Scott Brown is one of five players in the Celtic squad who have experience of playing in the Champions League with Celtic but while he was industrious and typically energetic in the opening leg of this tie, his distribution was consistently off the boil.

Charlie Mulgrew remains a question mark for Deila although if fit it is expected that he will retain left-back duties, while Mikael Lustig will sit on the right.

Such is Lustig’s history that Deila does not want to play him more than once a week for fear of another injury flare-up.

One of the positives of Saturday would have been the contribution of Kris Commons.

The versatile attacker has been out of action since a domestic accident moving a wardrobe left him nursing a broken toe.
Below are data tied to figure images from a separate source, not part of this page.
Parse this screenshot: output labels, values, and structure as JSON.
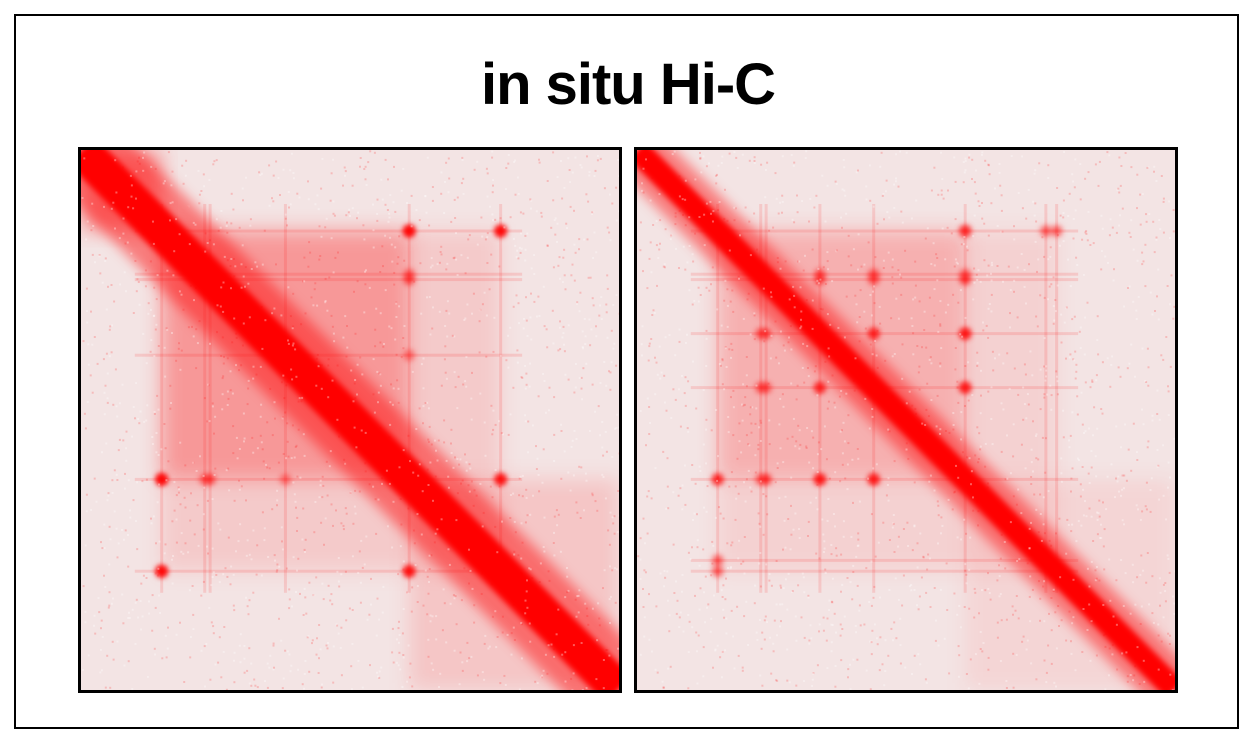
{
  "title": "in situ Hi-C",
  "colors": {
    "background": "#ffffff",
    "frame": "#000000",
    "heat_high": "#ff0000",
    "heat_low": "#f3f3f3"
  },
  "chart_data": [
    {
      "type": "heatmap",
      "title": "",
      "xlabel": "",
      "ylabel": "",
      "grid": false,
      "diagonal_strength": 1.0,
      "diagonal_width": 0.07,
      "domains": [
        {
          "start": 0.0,
          "end": 0.15,
          "strength": 0.75
        },
        {
          "start": 0.15,
          "end": 0.61,
          "strength": 0.55
        },
        {
          "start": 0.15,
          "end": 0.78,
          "strength": 0.25
        },
        {
          "start": 0.61,
          "end": 1.0,
          "strength": 0.3
        }
      ],
      "loops": [
        {
          "x": 0.61,
          "y": 0.15,
          "strength": 0.9
        },
        {
          "x": 0.78,
          "y": 0.15,
          "strength": 0.85
        },
        {
          "x": 0.15,
          "y": 0.61,
          "strength": 0.85
        },
        {
          "x": 0.24,
          "y": 0.61,
          "strength": 0.6
        },
        {
          "x": 0.78,
          "y": 0.61,
          "strength": 0.7
        },
        {
          "x": 0.15,
          "y": 0.78,
          "strength": 0.85
        },
        {
          "x": 0.61,
          "y": 0.78,
          "strength": 0.8
        },
        {
          "x": 0.61,
          "y": 0.23,
          "strength": 0.5
        },
        {
          "x": 0.61,
          "y": 0.38,
          "strength": 0.45
        }
      ]
    },
    {
      "type": "heatmap",
      "title": "",
      "xlabel": "",
      "ylabel": "",
      "grid": false,
      "diagonal_strength": 1.0,
      "diagonal_width": 0.045,
      "domains": [
        {
          "start": 0.15,
          "end": 0.61,
          "strength": 0.35
        },
        {
          "start": 0.15,
          "end": 0.78,
          "strength": 0.18
        },
        {
          "start": 0.61,
          "end": 1.0,
          "strength": 0.15
        }
      ],
      "loops": [
        {
          "x": 0.61,
          "y": 0.15,
          "strength": 0.6
        },
        {
          "x": 0.76,
          "y": 0.15,
          "strength": 0.6
        },
        {
          "x": 0.15,
          "y": 0.61,
          "strength": 0.55
        },
        {
          "x": 0.24,
          "y": 0.61,
          "strength": 0.7
        },
        {
          "x": 0.34,
          "y": 0.61,
          "strength": 0.75
        },
        {
          "x": 0.44,
          "y": 0.61,
          "strength": 0.7
        },
        {
          "x": 0.15,
          "y": 0.78,
          "strength": 0.6
        },
        {
          "x": 0.34,
          "y": 0.23,
          "strength": 0.55
        },
        {
          "x": 0.44,
          "y": 0.23,
          "strength": 0.55
        },
        {
          "x": 0.61,
          "y": 0.23,
          "strength": 0.55
        },
        {
          "x": 0.24,
          "y": 0.34,
          "strength": 0.6
        },
        {
          "x": 0.44,
          "y": 0.34,
          "strength": 0.55
        },
        {
          "x": 0.61,
          "y": 0.34,
          "strength": 0.6
        },
        {
          "x": 0.24,
          "y": 0.44,
          "strength": 0.55
        },
        {
          "x": 0.34,
          "y": 0.44,
          "strength": 0.6
        },
        {
          "x": 0.61,
          "y": 0.44,
          "strength": 0.6
        }
      ]
    }
  ]
}
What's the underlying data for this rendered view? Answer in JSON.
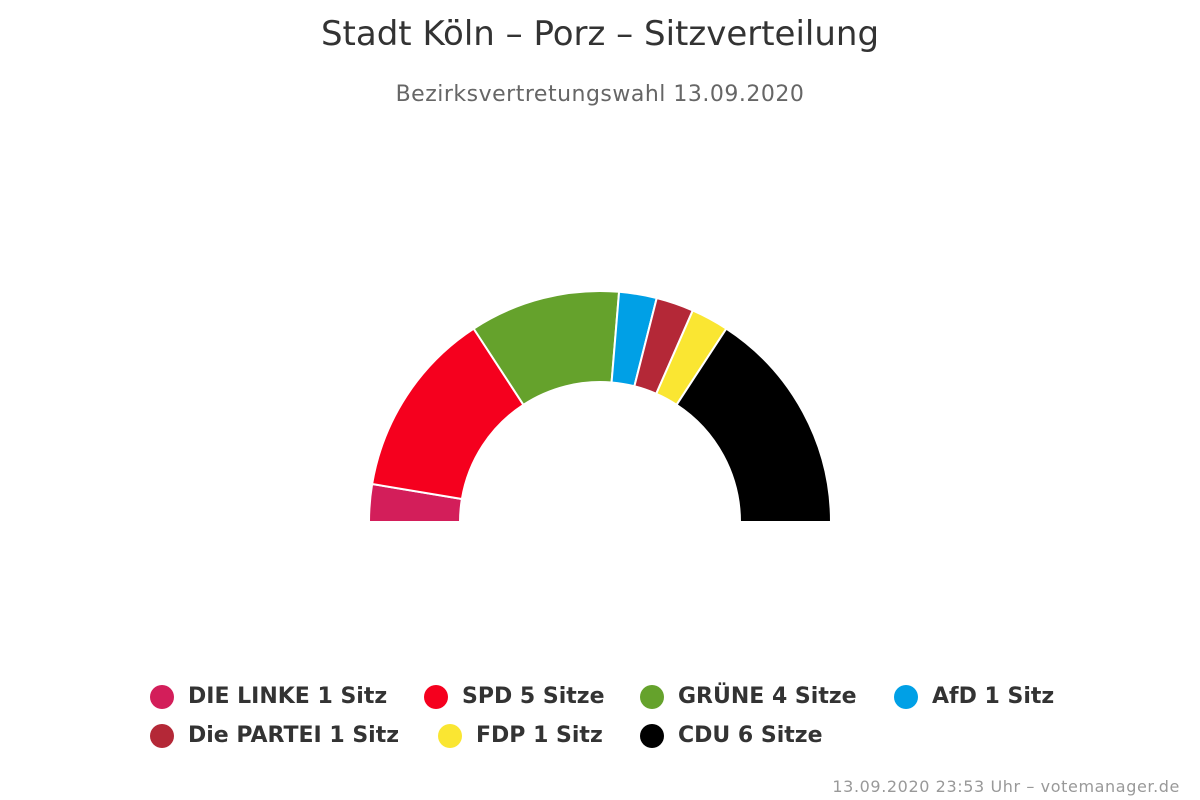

One of the experienced and vocal characters within the Celtic dressing room, Commons’ influence is as obvious off the pitch as it is on it.

It was he who whizzed in the corner for Dedryck Boyata to head home last Wednesday night and while Deila does not think the player has had sufficient game time to start in Baku, he is a player who can genuinely be called upon to step off the bench and make a difference.

“Kris came on in the last game and made a difference,” said the Celtic boss. “I think it’s too early for him to start but we know for sure he can be on the bench and affect the game.”

But having watched the legendary John Clark, current club kitman and Lisbon Lion, unfurl the league Championship flag and get the routine of weekend winning underway, Deila has accepted that there are still questions to be asked of Celtic at times.

That they never quite looked like rescinding a lead they had established in the opening half when Leigh Griffiths and Stefan Johansen had put them out of reach but there was a haphazardness about Deila’s side, in the last half hour particularly, that will be penalised by better teams.

“Always you want to play better and today I felt for 60-65 minutes it was an okay performance. But the last 30 it was sloppy and messy,” acknowledged the Hoops boss.“We were not together as a team and we lost the ball all over the pitch which was a little bit disappointing.

“But, also it’s two and a half days since we played the last game and it was a big match with a lot of intensity. You can see also that some of the players got a little bit tired. There were going to be a lot of changes.”

An energised Ross County boasting an almost entirely new squad given the players they have signed this summer were denied three times by Craig Gordon, a player who could have considered himself somewhat fortunate that his clash with Jackson Irvine resulted in a yellow rather than a red card.

The Hoops keeper, who has signed a contract extension that will keep him at the club until 2018, has been an impressive signing for the club but his rashness to bolt from his line and impede the former Celtic kid – even if he seemed to then try to draw himself back – was a decision that could well have seen him sent off.

That Virgil van Dijk was still behind him is something of an irrelevance; Irvine was still in control of the ball and was denied a clear goal-scoring opportunity.

Gordon, though, was put under pressure by Dedryck Boyata who had passed the ball directly to the feet of Ian McShane just inside his own half. It is instances such as these that Celtic can ill afford when they play in the heat of Qarabag this Wednesday night.

Griffiths is expected to recover from the calf injury he sustained while Nadir Ciftci will return to the squad following his suspension on Saturday.

It remains to be seen who is given the nod to spearhead a route into the Champions League play-offs.